If this is your case, you should know that there are several ways to repair your credit and several aspects to take into account before proceeding to correct it. One of them is to realistically analyze whether the debt can be paid off or not.

 

If it involves an impossible effort to carry out, it is best to hire a bankruptcy attorney, who will devise the best strategy to start anew.

 

However, if the debt is payable but stopped being paid due to transitory circumstances, such as lack of a job or lower-income, which have already been resolved, then it is possible to catch up without any problem as long as the debt does not exceed 7 years.

 

If it does, it is wise to seek the services of a consumer rights attorney to learn what negotiating rights the debtor can access to.

 

Non-profit agencies can also be contacted, whose mission is to provide advice to negotiate the repayment of the debt. “These are useful to, at least, not receive any more calls and restructure your debt,” says Ivan Jimenez.

 

Before hiring a company that provides this service, it is important to evaluate what it offers, since repairing the credit takes time, usually at least 1 year.
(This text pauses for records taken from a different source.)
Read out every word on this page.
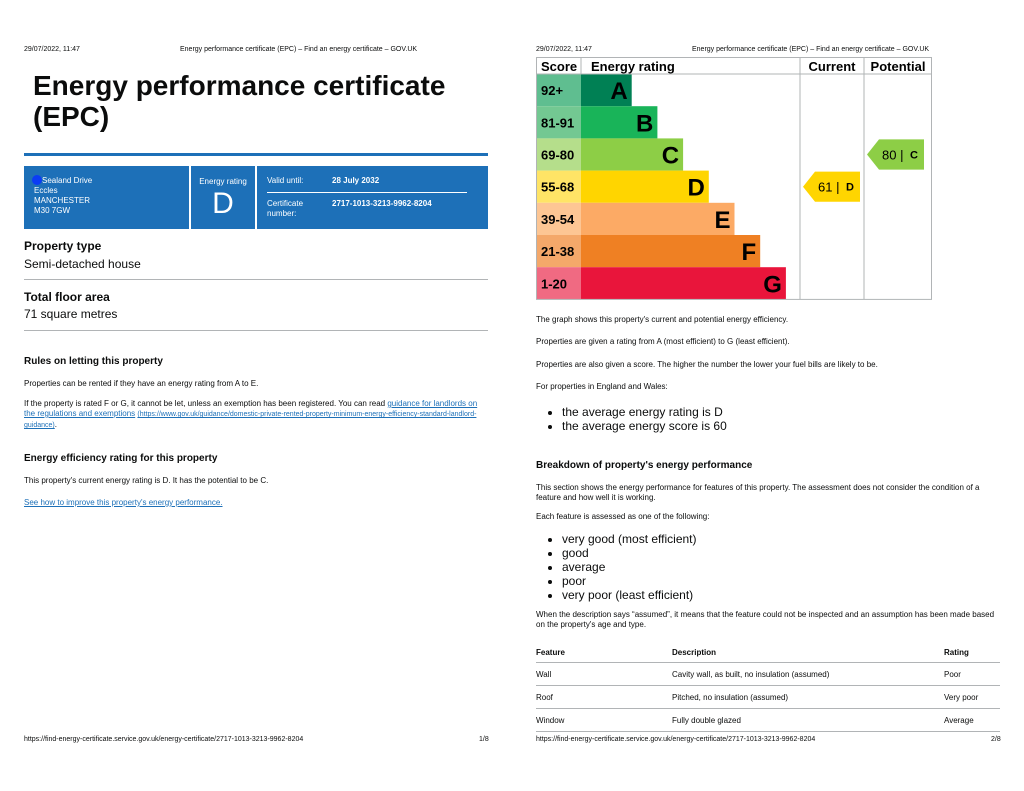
29/07/2022, 11:47	Energy performance certificate (EPC) – Find an energy certificate – GOV.UK
Energy performance certificate (EPC)
Sealand Drive
Eccles
MANCHESTER
M30 7GW
Energy rating
D
Valid until:	28 July 2032
Certificate
number:
2717-1013-3213-9962-8204
Property type
Semi-detached house
Total floor area
71 square metres
Rules on letting this property
Properties can be rented if they have an energy rating from A to E.
If the property is rated F or G, it cannot be let, unless an exemption has been registered. You can read guidance for landlords on the regulations and exemptions (https://www.gov.uk/guidance/domestic-private-rented-property-minimum-energy-efficiency-standard-landlord-guidance).
Energy efficiency rating for this property
This property's current energy rating is D. It has the potential to be C.
See how to improve this property's energy performance.
https://find-energy-certificate.service.gov.uk/energy-certificate/2717-1013-3213-9962-8204	1/8
29/07/2022, 11:47	Energy performance certificate (EPC) – Find an energy certificate – GOV.UK
https://find-energy-certificate.service.gov.uk/energy-certificate/2717-1013-3213-9962-8204	2/8
Score Energy rating	Current Potential
92+ A
81-91	B
69-80	C
55-68	D
39-54	E
21-38	F
1-20	G
61 | D
80 | C
The graph shows this property's current and potential energy efficiency.
Properties are given a rating from A (most efficient) to G (least efficient).
Properties are also given a score. The higher the number the lower your fuel bills are likely to be.
For properties in England and Wales:
• the average energy rating is D
• the average energy score is 60
Breakdown of property's energy performance
This section shows the energy performance for features of this property. The assessment does not consider the condition of a feature and how well it is working.
Each feature is assessed as one of the following:
• very good (most efficient)
• good
• average
• poor
• very poor (least efficient)
When the description says “assumed”, it means that the feature could not be inspected and an assumption has been made based on the property's age and type.
Feature	Description	Rating
Wall	Cavity wall, as built, no insulation (assumed)	Poor
Roof	Pitched, no insulation (assumed)	Very poor
Window	Fully double glazed	Average
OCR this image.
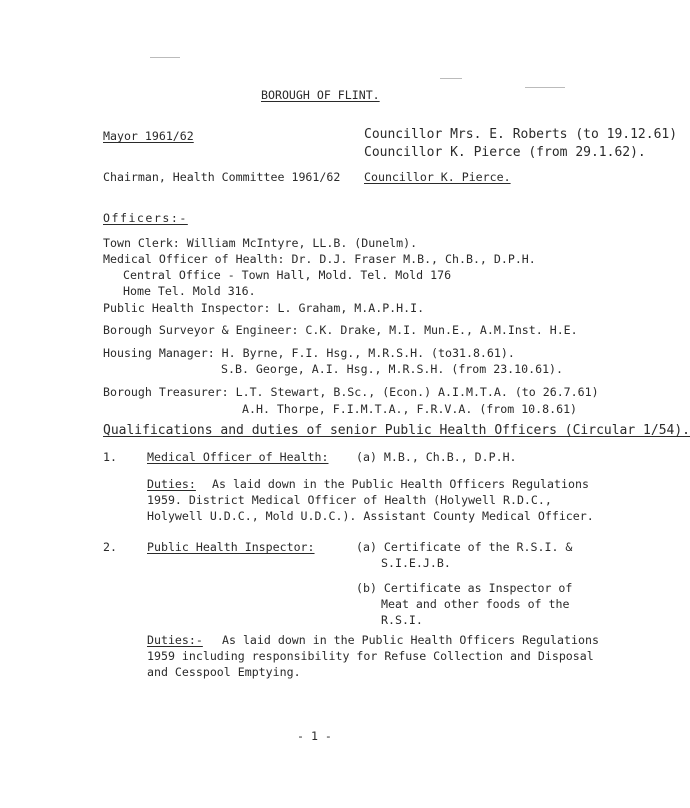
BOROUGH OF FLINT.
Mayor 1961/62	Councillor Mrs. E. Roberts (to 19.12.61)
Councillor K. Pierce (from 29.1.62).
Chairman, Health Committee 1961/62 Councillor K. Pierce.
Officers:-
Town Clerk: William McIntyre, LL.B. (Dunelm).
Medical Officer of Health: Dr. D.J. Fraser M.B., Ch.B., D.P.H.
Central Office - Town Hall, Mold. Tel. Mold 176
Home Tel. Mold 316.
Public Health Inspector: L. Graham, M.A.P.H.I.
Borough Surveyor & Engineer: C.K. Drake, M.I. Mun.E., A.M.Inst. H.E.
Housing Manager: H. Byrne, F.I. Hsg., M.R.S.H. (to31.8.61).
S.B. George, A.I. Hsg., M.R.S.H. (from 23.10.61).
Borough Treasurer: L.T. Stewart, B.Sc., (Econ.) A.I.M.T.A. (to 26.7.61)
A.H. Thorpe, F.I.M.T.A., F.R.V.A. (from 10.8.61)
Qualifications and duties of senior Public Health Officers (Circular 1/54).
1.	Medical Officer of Health: (a) M.B., Ch.B., D.P.H.
Duties: As laid down in the Public Health Officers Regulations
1959. District Medical Officer of Health (Holywell R.D.C.,
Holywell U.D.C., Mold U.D.C.). Assistant County Medical Officer.
2.	Public Health Inspector:	(a) Certificate of the R.S.I. &
S.I.E.J.B.
(b) Certificate as Inspector of
Meat and other foods of the
R.S.I.
Duties:- As laid down in the Public Health Officers Regulations
1959 including responsibility for Refuse Collection and Disposal
and Cesspool Emptying.
- 1 -
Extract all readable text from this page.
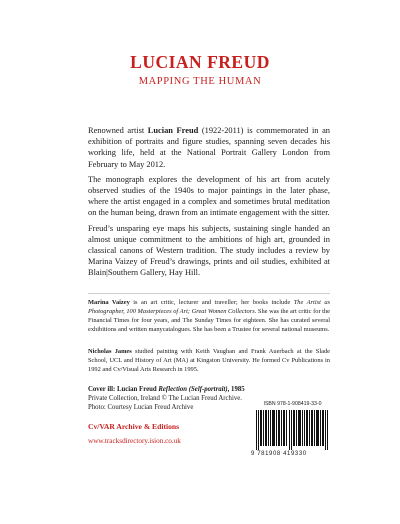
LUCIAN FREUD
MAPPING THE HUMAN

Renowned artist Lucian Freud (1922-2011) is commemorated in an exhibition of portraits and figure studies, spanning seven decades his working life, held at the National Portrait Gallery London from February to May 2012.

The monograph explores the development of his art from acutely observed studies of the 1940s to major paintings in the later phase, where the artist engaged in a complex and sometimes brutal meditation on the human being, drawn from an intimate engagement with the sitter.

Freud’s unsparing eye maps his subjects, sustaining single handed an almost unique commitment to the ambitions of high art, grounded in classical canons of Western tradition. The study includes a review by Marina Vaizey of Freud’s drawings, prints and oil studies, exhibited at Blain|Southern Gallery, Hay Hill.

Marina Vaizey is an art critic, lecturer and traveller; her books include The Artist as Photographer, 100 Masterpieces of Art; Great Women Collectors. She was the art critic for the Financial Times for four years, and The Sunday Times for eighteen. She has curated several exhibitions and written manycatalogues. She has been a Trustee for several national museums.
Nicholas James studied painting with Keith Vaughan and Frank Auerbach at the Slade School, UCL and History of Art (MA) at Kingston University. He formed Cv Publications in 1992 and Cv/Visual Arts Research in 1995.
Cover ill: Lucian Freud Reflection (Self-portrait), 1985
Private Collection, Ireland © The Lucian Freud Archive.
Photo: Courtesy Lucian Freud Archive
Cv/VAR Archive & Editions
www.tracksdirectory.ision.co.uk
ISBN 978-1-908419-33-0
9 781908 419330
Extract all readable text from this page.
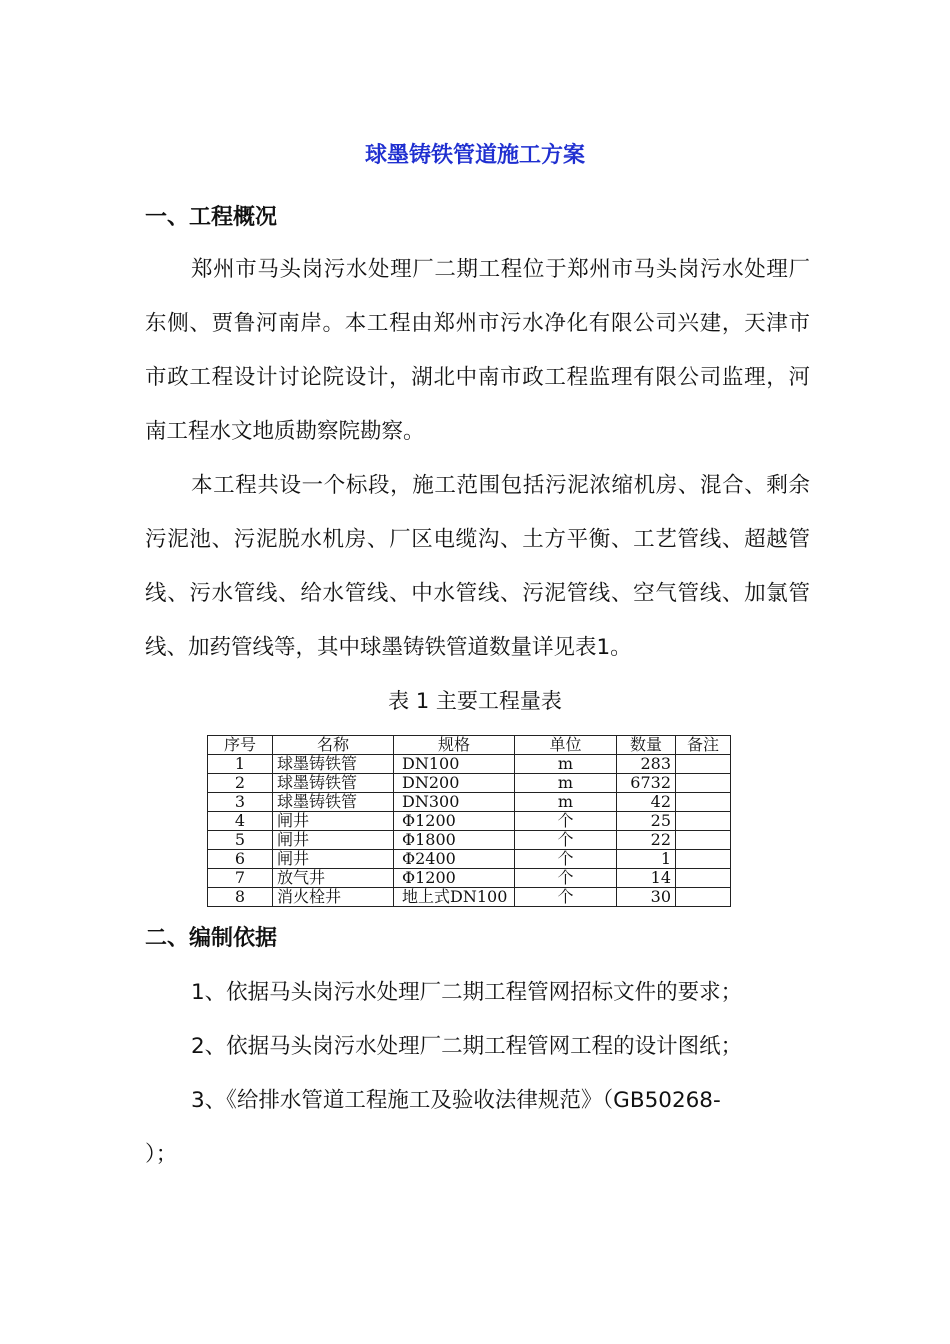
球墨铸铁管道施工方案
一、工程概况
郑州市马头岗污水处理厂二期工程位于郑州市马头岗污水处理厂东侧、贾鲁河南岸。本工程由郑州市污水净化有限公司兴建，天津市市政工程设计讨论院设计，湖北中南市政工程监理有限公司监理，河南工程水文地质勘察院勘察。
本工程共设一个标段，施工范围包括污泥浓缩机房、混合、剩余污泥池、污泥脱水机房、厂区电缆沟、土方平衡、工艺管线、超越管线、污水管线、给水管线、中水管线、污泥管线、空气管线、加氯管线、加药管线等，其中球墨铸铁管道数量详见表1。
表 1 主要工程量表
序号	名称	规格	单位	数量	备注
1	球墨铸铁管	DN100	m	283	
2	球墨铸铁管	DN200	m	6732	
3	球墨铸铁管	DN300	m	42	
4	闸井	Φ1200	个	25	
5	闸井	Φ1800	个	22	
6	闸井	Φ2400	个	1	
7	放气井	Φ1200	个	14	
8	消火栓井	地上式DN100	个	30	
二、编制依据
1、依据马头岗污水处理厂二期工程管网招标文件的要求；
2、依据马头岗污水处理厂二期工程管网工程的设计图纸；
3、《给排水管道工程施工及验收法律规范》（GB50268-
）；
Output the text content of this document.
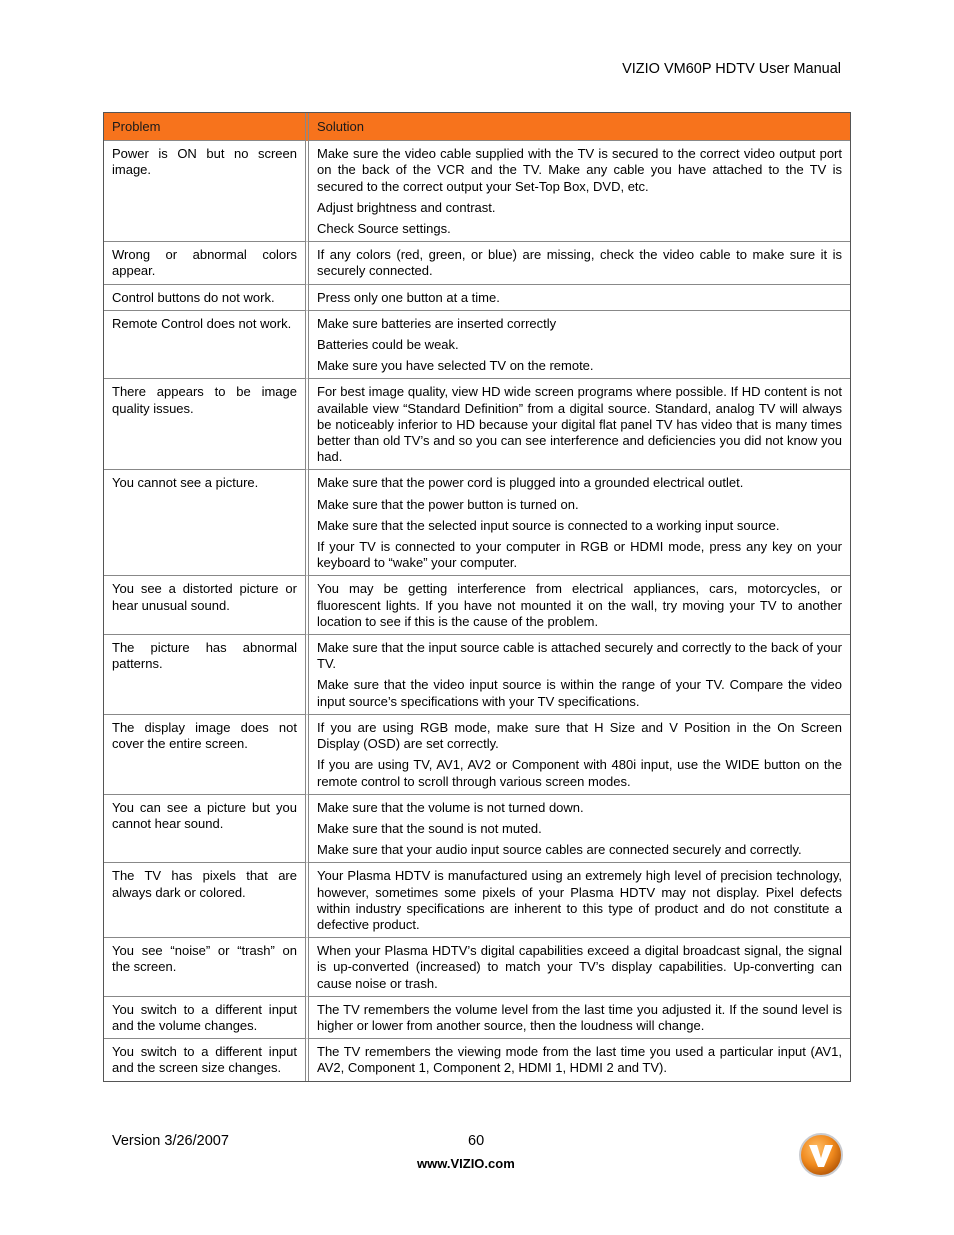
VIZIO VM60P HDTV User Manual
Problem	Solution
Power is ON but no screen image.	Make sure the video cable supplied with the TV is secured to the correct video output port on the back of the VCR and the TV. Make any cable you have attached to the TV is secured to the correct output your Set-Top Box, DVD, etc.

Adjust brightness and contrast.

Check Source settings.

Wrong or abnormal colors appear.	If any colors (red, green, or blue) are missing, check the video cable to make sure it is securely connected.

Control buttons do not work.	Press only one button at a time.

Remote Control does not work.	Make sure batteries are inserted correctly

Batteries could be weak.

Make sure you have selected TV on the remote.

There appears to be image quality issues.	For best image quality, view HD wide screen programs where possible. If HD content is not available view “Standard Definition” from a digital source. Standard, analog TV will always be noticeably inferior to HD because your digital flat panel TV has video that is many times better than old TV’s and so you can see interference and deficiencies you did not know you had.

You cannot see a picture.	Make sure that the power cord is plugged into a grounded electrical outlet.

Make sure that the power button is turned on.

Make sure that the selected input source is connected to a working input source.

If your TV is connected to your computer in RGB or HDMI mode, press any key on your keyboard to “wake” your computer.

You see a distorted picture or hear unusual sound.	You may be getting interference from electrical appliances, cars, motorcycles, or fluorescent lights. If you have not mounted it on the wall, try moving your TV to another location to see if this is the cause of the problem.

The picture has abnormal patterns.	Make sure that the input source cable is attached securely and correctly to the back of your TV.

Make sure that the video input source is within the range of your TV. Compare the video input source’s specifications with your TV specifications.

The display image does not cover the entire screen.	If you are using RGB mode, make sure that H Size and V Position in the On Screen Display (OSD) are set correctly.

If you are using TV, AV1, AV2 or Component with 480i input, use the WIDE button on the remote control to scroll through various screen modes.

You can see a picture but you cannot hear sound.	Make sure that the volume is not turned down.

Make sure that the sound is not muted.

Make sure that your audio input source cables are connected securely and correctly.

The TV has pixels that are always dark or colored.	Your Plasma HDTV is manufactured using an extremely high level of precision technology, however, sometimes some pixels of your Plasma HDTV may not display. Pixel defects within industry specifications are inherent to this type of product and do not constitute a defective product.

You see “noise” or “trash” on the screen.	When your Plasma HDTV’s digital capabilities exceed a digital broadcast signal, the signal is up-converted (increased) to match your TV’s display capabilities. Up-converting can cause noise or trash.

You switch to a different input and the volume changes.	The TV remembers the volume level from the last time you adjusted it. If the sound level is higher or lower from another source, then the loudness will change.

You switch to a different input and the screen size changes.	The TV remembers the viewing mode from the last time you used a particular input (AV1, AV2, Component 1, Component 2, HDMI 1, HDMI 2 and TV).

Version 3/26/2007	60
www.VIZIO.com
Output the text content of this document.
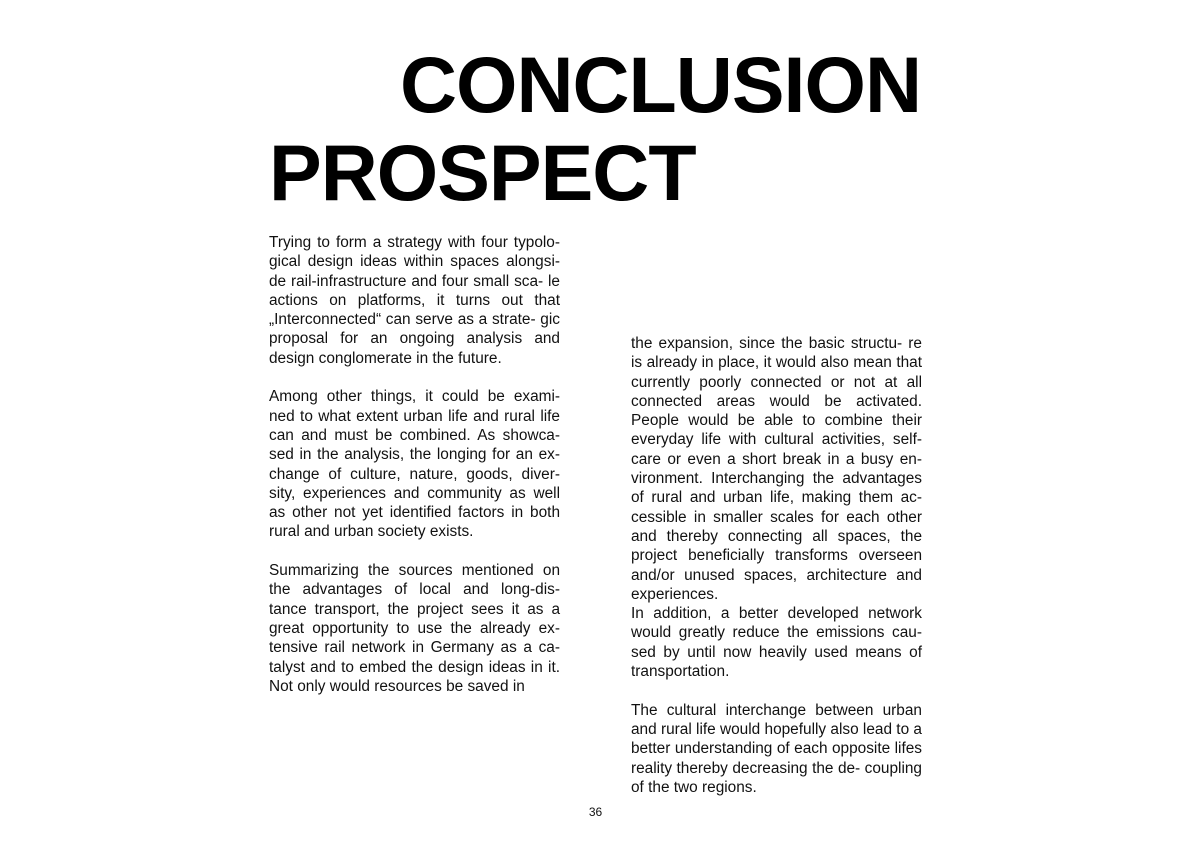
CONCLUSION
PROSPECT

Trying to form a strategy with four typolo- gical design ideas within spaces alongsi- de rail-infrastructure and four small sca- le actions on platforms, it turns out that „Interconnected“ can serve as a strate- gic proposal for an ongoing analysis and design conglomerate in the future.

Among other things, it could be exami- ned to what extent urban life and rural life can and must be combined. As showca- sed in the analysis, the longing for an ex- change of culture, nature, goods, diver- sity, experiences and community as well as other not yet identified factors in both rural and urban society exists.

Summarizing the sources mentioned on the advantages of local and long-dis- tance transport, the project sees it as a great opportunity to use the already ex- tensive rail network in Germany as a ca- talyst and to embed the design ideas in it. Not only would resources be saved in

the expansion, since the basic structu- re is already in place, it would also mean that currently poorly connected or not at all connected areas would be activated. People would be able to combine their everyday life with cultural activities, self- care or even a short break in a busy en- vironment. Interchanging the advantages of rural and urban life, making them ac- cessible in smaller scales for each other and thereby connecting all spaces, the project beneficially transforms overseen and/or unused spaces, architecture and experiences.

In addition, a better developed network would greatly reduce the emissions cau- sed by until now heavily used means of transportation.

The cultural interchange between urban and rural life would hopefully also lead to a better understanding of each opposite lifes reality thereby decreasing the de- coupling of the two regions.

36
In this way, you should be wary of the agencies that promise to correct it in 3 or 6 months.

 

To know for sure if the chosen option is serious, the advice is to go to the Better Business Bureau. On the website of this organization you can review the company’s history and performance profile and whether or not it has fraud or poor quality in the work delivered complaints.

 

Finally, check your credit history, because sometimes debts shown do not match with reality. “There are debts that are either not ours or are not the effective reflection of what really happened and it’s better to correct this,” says the expert, who suggests reviewing the Annual Credit Report website for free and without impacting credit history.

 

Following the above recommendations suppose a benefit greater than the financial cost that would imply not having a good credit. “This is a clear example in which the incentive is more powerful than the punishment in the United States,” the interviewee concludes.